John, I share your discomfort in trying to come up with un-contrived categories or distinctions, particularly in the realm of learning. While blind people share the common experience of lacking sight, and deaf people share the experience of not hearing, I don't think there is a common experience relating to cognition and developmental learning. Even within the various diagnoses that help us categorize the myriad of "learning disabilities," I'd be hard-pressed to say that two people sharing a dyslexia diagnosis will necessarily learn the same way.

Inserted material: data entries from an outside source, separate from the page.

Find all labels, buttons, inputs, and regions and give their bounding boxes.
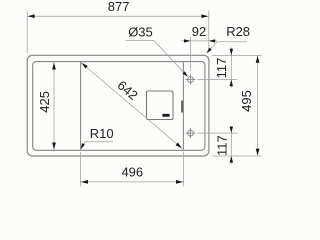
svg-text:117: 117 (214, 58, 229, 79)
svg-text:425: 425 (37, 91, 52, 113)
svg-text:R10: R10 (90, 126, 114, 141)
svg-text:92: 92 (192, 24, 206, 39)
svg-text:Ø35: Ø35 (128, 25, 153, 40)
svg-text:117: 117 (214, 135, 229, 156)
svg-text:R28: R28 (226, 24, 250, 39)
svg-text:496: 496 (121, 165, 143, 180)
svg-text:495: 495 (239, 90, 254, 112)
svg-text:642: 642 (115, 78, 141, 103)
svg-text:877: 877 (108, 0, 130, 14)
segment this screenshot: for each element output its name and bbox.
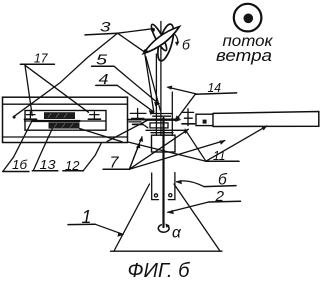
svg-text:2: 2 [214, 188, 224, 205]
svg-text:1б: 1б [12, 157, 28, 172]
svg-text:14: 14 [208, 81, 222, 95]
svg-text:α: α [172, 225, 182, 242]
svg-text:17: 17 [34, 52, 49, 66]
svg-text:7: 7 [110, 155, 120, 172]
svg-text:5: 5 [96, 52, 108, 69]
svg-text:4: 4 [99, 71, 109, 88]
svg-text:3: 3 [100, 19, 111, 35]
svg-text:11: 11 [213, 149, 226, 163]
svg-text:б: б [182, 37, 191, 53]
svg-text:1: 1 [82, 207, 92, 227]
svg-text:13: 13 [40, 157, 57, 172]
svg-text:б: б [218, 172, 228, 189]
svg-text:ветра: ветра [216, 46, 272, 65]
svg-text:12: 12 [65, 158, 80, 173]
svg-text:ФИГ. б: ФИГ. б [128, 259, 191, 280]
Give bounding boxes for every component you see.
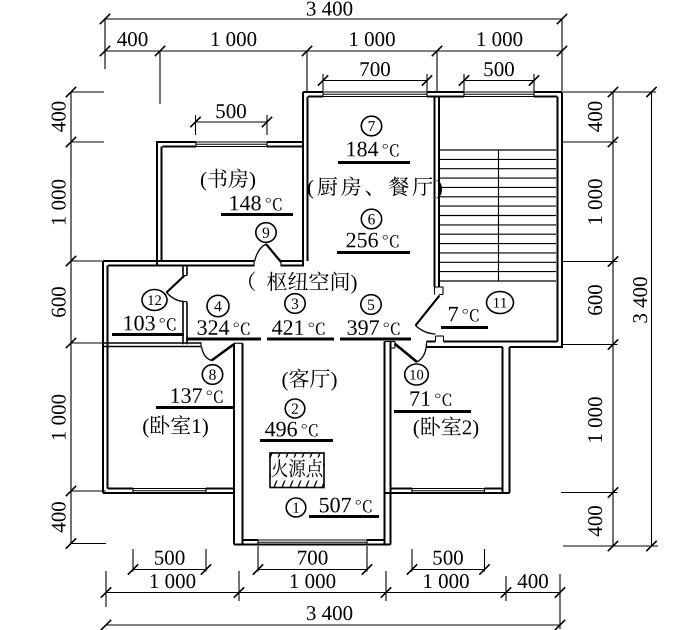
dimension line 500 bedroom2 window — [412, 569, 485, 571]
door 10 right jamb — [426, 342, 428, 348]
wall stair right / east outer — [561, 92, 563, 348]
temp label point 1 — [320, 498, 372, 513]
dim text right 3400 — [633, 277, 647, 322]
temp label point 10 — [411, 391, 452, 406]
point 2 circle — [285, 399, 305, 418]
point 3 circle — [285, 294, 305, 314]
dimension line left column — [70, 92, 72, 544]
dim text left 400 bottom — [52, 502, 66, 532]
temp label point 4 — [198, 320, 250, 335]
temp label point 8 — [172, 388, 223, 403]
dim text 1000 top-b — [350, 32, 395, 46]
dim text 500 bottom-left — [155, 551, 184, 565]
wall bedroom2 right — [502, 347, 504, 493]
wall living-bedroom2 divider — [384, 342, 386, 545]
room label bedroom2 — [414, 417, 479, 439]
dim text left 400 top — [52, 102, 66, 132]
door 8 leaf and swing arc (bedroom1) — [212, 345, 234, 361]
dimension line top row2 — [105, 50, 562, 52]
dimension line 500 bedroom1 window — [133, 569, 206, 571]
point 10 circle — [405, 364, 429, 385]
door 12 leaf and swing arc (bathroom) — [167, 276, 185, 293]
fire source hatched box — [270, 453, 324, 488]
point 7 circle — [361, 116, 381, 136]
window 500 bedroom1 bottom — [133, 488, 206, 490]
temp label point 12 — [125, 316, 176, 331]
dim text 700 — [361, 62, 390, 76]
temp label point 3 — [272, 320, 324, 335]
dimension line top overall 3400 — [105, 18, 562, 20]
dim text 400 top — [117, 32, 147, 46]
wall kitchen left / study right — [302, 92, 304, 267]
dimension line bottom row2 — [106, 592, 560, 594]
dim text 500 stair — [484, 62, 513, 76]
dim text right 400 top — [588, 102, 602, 132]
room label living room — [282, 369, 336, 391]
dim text left 1000 upper — [52, 180, 66, 225]
wall bedroom2 bottom — [385, 492, 510, 494]
underline 397 — [340, 338, 411, 341]
fire source label — [272, 459, 323, 477]
temp label point 5 — [348, 320, 400, 335]
temp label point 11 — [449, 307, 478, 322]
dim text right 1000 lower — [588, 397, 602, 442]
wall living bottom — [234, 544, 391, 546]
window 700 living bottom — [258, 539, 367, 541]
underline 148 — [221, 213, 293, 216]
door 9 leaf and swing arc (study) — [266, 244, 281, 262]
dim text 1000 top-c — [478, 32, 523, 46]
dimension line 700 kitchen window — [323, 80, 427, 82]
temp label point 2 — [265, 422, 317, 437]
wall hub top / study bottom — [103, 260, 254, 262]
point 6 circle — [361, 209, 381, 229]
door 11 leaf and swing arc (stair vestibule) — [416, 296, 440, 326]
window 700 kitchen top — [323, 91, 427, 93]
wall top kitchen-stair outer — [303, 91, 323, 93]
underline 184 — [338, 161, 410, 164]
dimension line 500 stair window — [464, 80, 534, 82]
stair center line — [498, 150, 500, 281]
temp label point 6 — [347, 233, 399, 248]
door 10 leaf and swing arc (bedroom2) — [395, 344, 418, 363]
wall hub bottom / bedroom1 top — [103, 342, 201, 344]
room label study — [201, 169, 255, 191]
dim text 1000 bottom-b — [291, 574, 336, 588]
dim text 1000 bottom-a — [151, 574, 196, 588]
dim text 1000 top-a — [212, 32, 257, 46]
wall west outer — [102, 261, 104, 493]
dimension line 500 study window — [196, 121, 268, 123]
dim text right 1000 upper — [588, 179, 602, 224]
door 9 jambs — [253, 260, 255, 267]
window 500 study top — [196, 141, 267, 143]
wall top kitchen-stair inner — [308, 96, 323, 98]
dim text 500 study — [216, 104, 245, 118]
dim text left 1000 lower — [52, 395, 66, 440]
extension lines right — [563, 91, 656, 93]
room label kitchen-dining — [308, 177, 442, 199]
dim text right 600 — [588, 285, 602, 315]
underline 324 — [186, 338, 261, 341]
temp label point 9 (study) — [231, 196, 282, 211]
underline 7 — [441, 326, 488, 329]
dimension line right overall 3400 — [651, 92, 653, 546]
underline 71 — [394, 410, 471, 413]
dim text right 400 bottom — [588, 506, 602, 536]
wall study top — [156, 141, 196, 143]
point 1 circle — [286, 498, 306, 517]
dimension line right column — [612, 92, 614, 546]
point 11 circle — [487, 292, 514, 314]
point 12 circle — [142, 290, 167, 311]
window 500 bedroom2 bottom — [412, 488, 485, 490]
door 11 top jamb — [435, 286, 444, 288]
door 10 left jamb — [385, 341, 396, 343]
dim text bottom 3400 — [307, 606, 352, 620]
underline 507 — [309, 515, 379, 518]
dim text 700 bottom — [298, 551, 327, 565]
stair treads — [440, 150, 556, 281]
wall study left — [156, 142, 158, 267]
dim text left 600 — [52, 287, 66, 317]
point 8 circle — [202, 365, 222, 385]
underline 421 — [267, 338, 334, 341]
dim text top 3400 — [307, 2, 352, 16]
dim text 1000 bottom-c — [424, 574, 469, 588]
window 500 stair top — [464, 91, 534, 93]
dimension line bottom overall 3400 — [106, 624, 560, 626]
dimension line 700 living window — [258, 569, 367, 571]
wall bedroom2 top / vestibule bottom — [427, 341, 436, 343]
point 9 circle — [256, 223, 276, 243]
temp label point 7 — [348, 142, 399, 157]
door 11 bottom jamb — [435, 336, 437, 342]
wall stair-kitchen divider — [434, 97, 436, 288]
dim text 400 bottom — [518, 574, 548, 588]
wall bathroom right — [182, 267, 184, 276]
point 4 circle — [207, 295, 229, 316]
dim text 500 bottom-right — [433, 551, 462, 565]
wall bedroom1 bottom — [103, 492, 234, 494]
room label hub space — [249, 271, 356, 293]
wall living-bedroom1 divider — [233, 343, 235, 544]
underline 256 — [337, 251, 410, 254]
room label bedroom1 — [143, 415, 208, 437]
point 5 circle — [361, 295, 381, 315]
underline 137 — [156, 406, 233, 409]
underline 103 — [112, 333, 184, 336]
underline 496 — [260, 439, 333, 442]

Which is why the digital world is so wonderful. I think the embarrassment of riches we find online frees us from trying to categorize and shoehorn learning into a particular mold. Learning history can occur through short text, long text, talking head lecture, re-enactments on video, documentaries, galleries, music archives...the list is endless. And thank God it is, because the permutations of how people learn are equally endless. It seems that the role of history teacher today is not to force students to learn the information in one, rote fashion. Rather, it is to instill a discerning sensibility in students to help them identify plausible, reliable information from the dreck that also exists online. We have become Virgil to a world full of Dantes---serving as guide, but allowing our charges to explore as well. Such freedom is both refreshing and somewhat scary (what about all those history standards we are always arguing about?!!), but I think is the way more and more history will (must?) be taught.